NASA’s Mars Curiosity Rover is looking for new rocks to drill in area known as Yellowknife Bay on the Red Planet.
Yellowknife Bay is a shallow basin just over 1300 feet or 400m from where Curiosity touched down at Bradbury Landing. The location is made up of a new type of terrain for Curiosity. Scientists at NASA are hoping to use Curiosity’s percussive drill here for the first time in the mission, to collect a sample from within a rock early in the new year.
Curiosity arrived at the shallow basin on December 11 and has been using its Mast Camera (Mastcam) and its laser-wielding Chemistry and Camera (ChemCam) to study rocks as it travels by.

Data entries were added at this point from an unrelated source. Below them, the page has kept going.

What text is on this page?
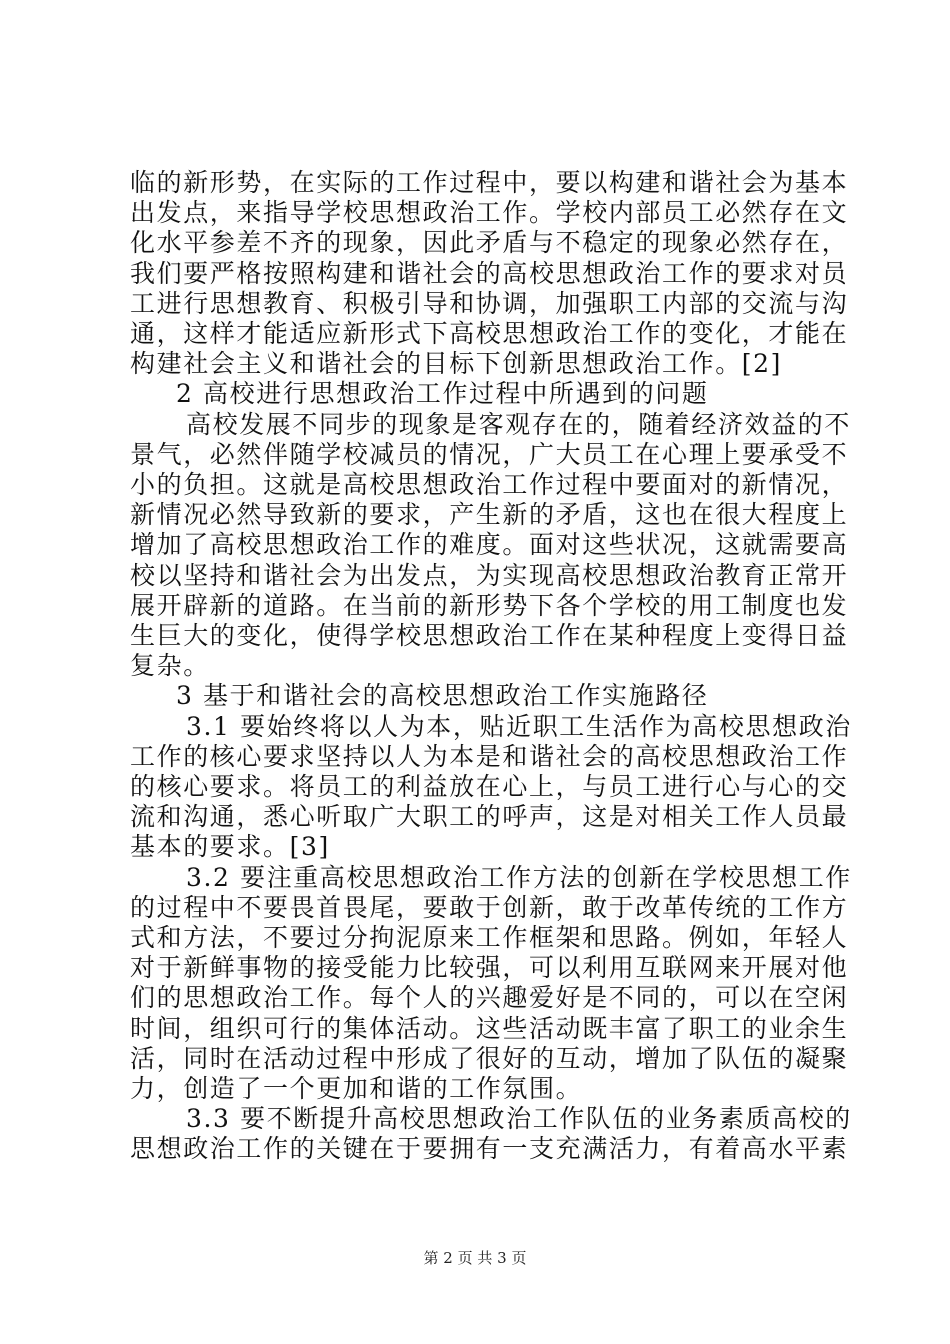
临的新形势，在实际的工作过程中，要以构建和谐社会为基本
出发点，来指导学校思想政治工作。学校内部员工必然存在文
化水平参差不齐的现象，因此矛盾与不稳定的现象必然存在，
我们要严格按照构建和谐社会的高校思想政治工作的要求对员
工进行思想教育、积极引导和协调，加强职工内部的交流与沟
通，这样才能适应新形式下高校思想政治工作的变化，才能在
构建社会主义和谐社会的目标下创新思想政治工作。[2]
2 高校进行思想政治工作过程中所遇到的问题
高校发展不同步的现象是客观存在的，随着经济效益的不
景气，必然伴随学校减员的情况，广大员工在心理上要承受不
小的负担。这就是高校思想政治工作过程中要面对的新情况，
新情况必然导致新的要求，产生新的矛盾，这也在很大程度上
增加了高校思想政治工作的难度。面对这些状况，这就需要高
校以坚持和谐社会为出发点，为实现高校思想政治教育正常开
展开辟新的道路。在当前的新形势下各个学校的用工制度也发
生巨大的变化，使得学校思想政治工作在某种程度上变得日益
复杂。
3 基于和谐社会的高校思想政治工作实施路径
3.1 要始终将以人为本，贴近职工生活作为高校思想政治
工作的核心要求坚持以人为本是和谐社会的高校思想政治工作
的核心要求。将员工的利益放在心上，与员工进行心与心的交
流和沟通，悉心听取广大职工的呼声，这是对相关工作人员最
基本的要求。[3]
3.2 要注重高校思想政治工作方法的创新在学校思想工作
的过程中不要畏首畏尾，要敢于创新，敢于改革传统的工作方
式和方法，不要过分拘泥原来工作框架和思路。例如，年轻人
对于新鲜事物的接受能力比较强，可以利用互联网来开展对他
们的思想政治工作。每个人的兴趣爱好是不同的，可以在空闲
时间，组织可行的集体活动。这些活动既丰富了职工的业余生
活，同时在活动过程中形成了很好的互动，增加了队伍的凝聚
力，创造了一个更加和谐的工作氛围。
3.3 要不断提升高校思想政治工作队伍的业务素质高校的
思想政治工作的关键在于要拥有一支充满活力，有着高水平素
第 2 页 共 3 页
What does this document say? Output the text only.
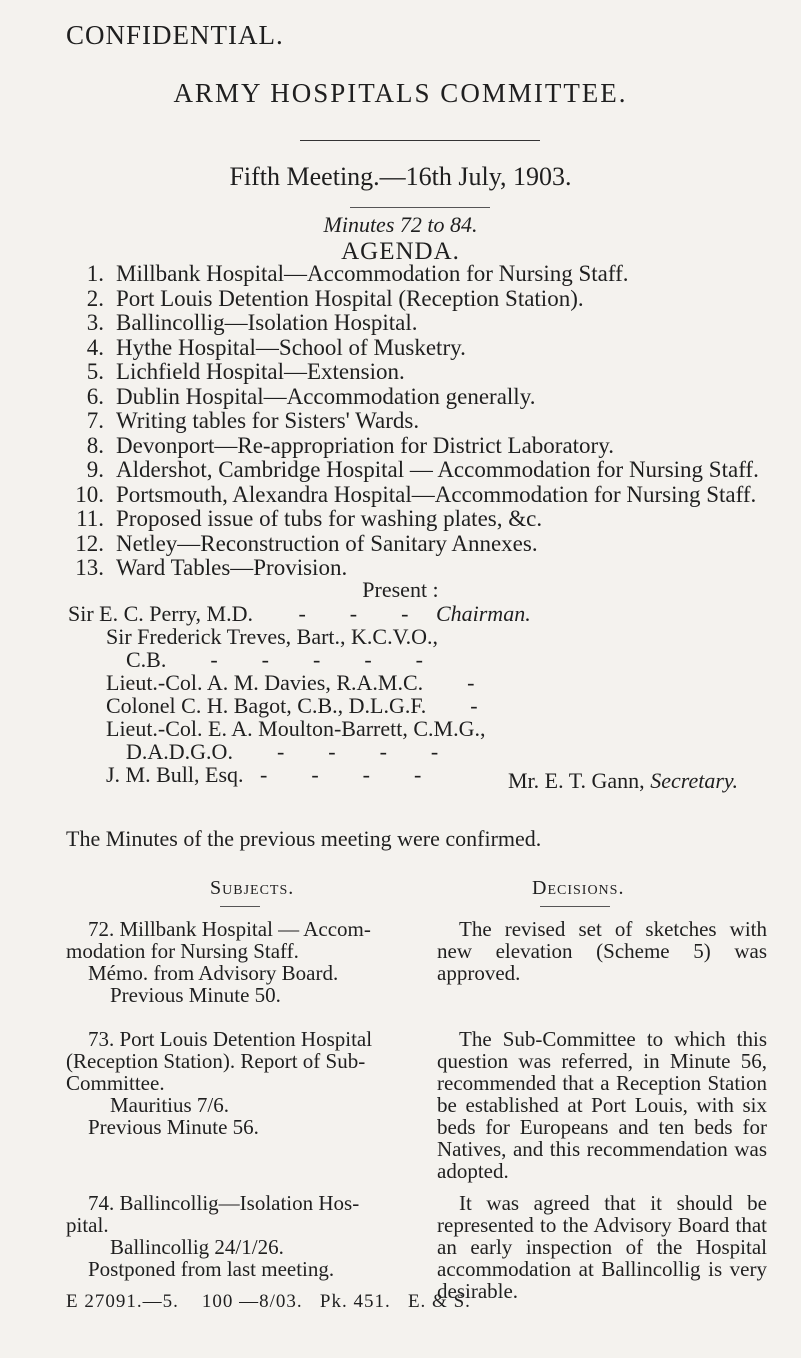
CONFIDENTIAL.
ARMY HOSPITALS COMMITTEE.
Fifth Meeting.—16th July, 1903.
Minutes 72 to 84.
AGENDA.
1. Millbank Hospital—Accommodation for Nursing Staff.
2. Port Louis Detention Hospital (Reception Station).
3. Ballincollig—Isolation Hospital.
4. Hythe Hospital—School of Musketry.
5. Lichfield Hospital—Extension.
6. Dublin Hospital—Accommodation generally.
7. Writing tables for Sisters' Wards.
8. Devonport—Re-appropriation for District Laboratory.
9. Aldershot, Cambridge Hospital — Accommodation for Nursing Staff.
10. Portsmouth, Alexandra Hospital—Accommodation for Nursing Staff.
11. Proposed issue of tubs for washing plates, &c.
12. Netley—Reconstruction of Sanitary Annexes.
13. Ward Tables—Provision.
Present :
Sir E. C. Perry, M.D. -        -        - Chairman.
Sir Frederick Treves, Bart., K.C.V.O.,
C.B.        -        -        -        -        -
Lieut.-Col. A. M. Davies, R.A.M.C.        -
Colonel C. H. Bagot, C.B., D.L.G.F.        -
Lieut.-Col. E. A. Moulton-Barrett, C.M.G.,
D.A.D.G.O.        -        -        -        -
J. M. Bull, Esq.   -        -        -        -	Mr. E. T. Gann, Secretary.
The Minutes of the previous meeting were confirmed.
Subjects.	Decisions.
72. Millbank Hospital — Accom-
modation for Nursing Staff.
Mémo. from Advisory Board.
Previous Minute 50.
The revised set of sketches with new elevation (Scheme 5) was approved.
73. Port Louis Detention Hospital
(Reception Station). Report of Sub-
Committee.
Mauritius 7/6.
Previous Minute 56.
The Sub-Committee to which this question was referred, in Minute 56, recommended that a Reception Station be established at Port Louis, with six beds for Europeans and ten beds for Natives, and this recommendation was adopted.
74. Ballincollig—Isolation Hos-
pital.
Ballincollig 24/1/26.
Postponed from last meeting.
It was agreed that it should be represented to the Advisory Board that an early inspection of the Hospital accommodation at Ballincollig is very desirable.
E 27091.—5.    100 —8/03.   Pk. 451.   E. & S.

While Curiosity has travelled an average of 0.42 miles (677 meters) since it first touched down on Mars, the extra-terrestrial explorer has to complete one additional drive before being given a break for the holidays.
So far, Curiosity has visited two different rock targets in the bay called ‘Costello’ and ‘Flaherty’. Researchers back on Earth used Curiosity’s Alpha Particle X-Ray Spectrometer (APXS) and Mars Hand Lens Imager (MAHLI) at the end of the rover’s arm to examine the rock targets.
Curiosity is exploring an area of Mars known as Gale Crater, named after the amateur Australian astronomer who observed Mars in the late nineteenth century. After its first use of the drill, Curiosity’s next destination is Mount Sharp, an unusual mound of debris, 3 miles high at the centre of the crater.
Debate still surrounds what Mount Sharp is made of and how it was formed but many scientists believe that is a remnant of the layers of sediment that would have at one point filled the basin. Most of Curiosity’s work in 2013 will involve travelling towards this mysterious outcrop.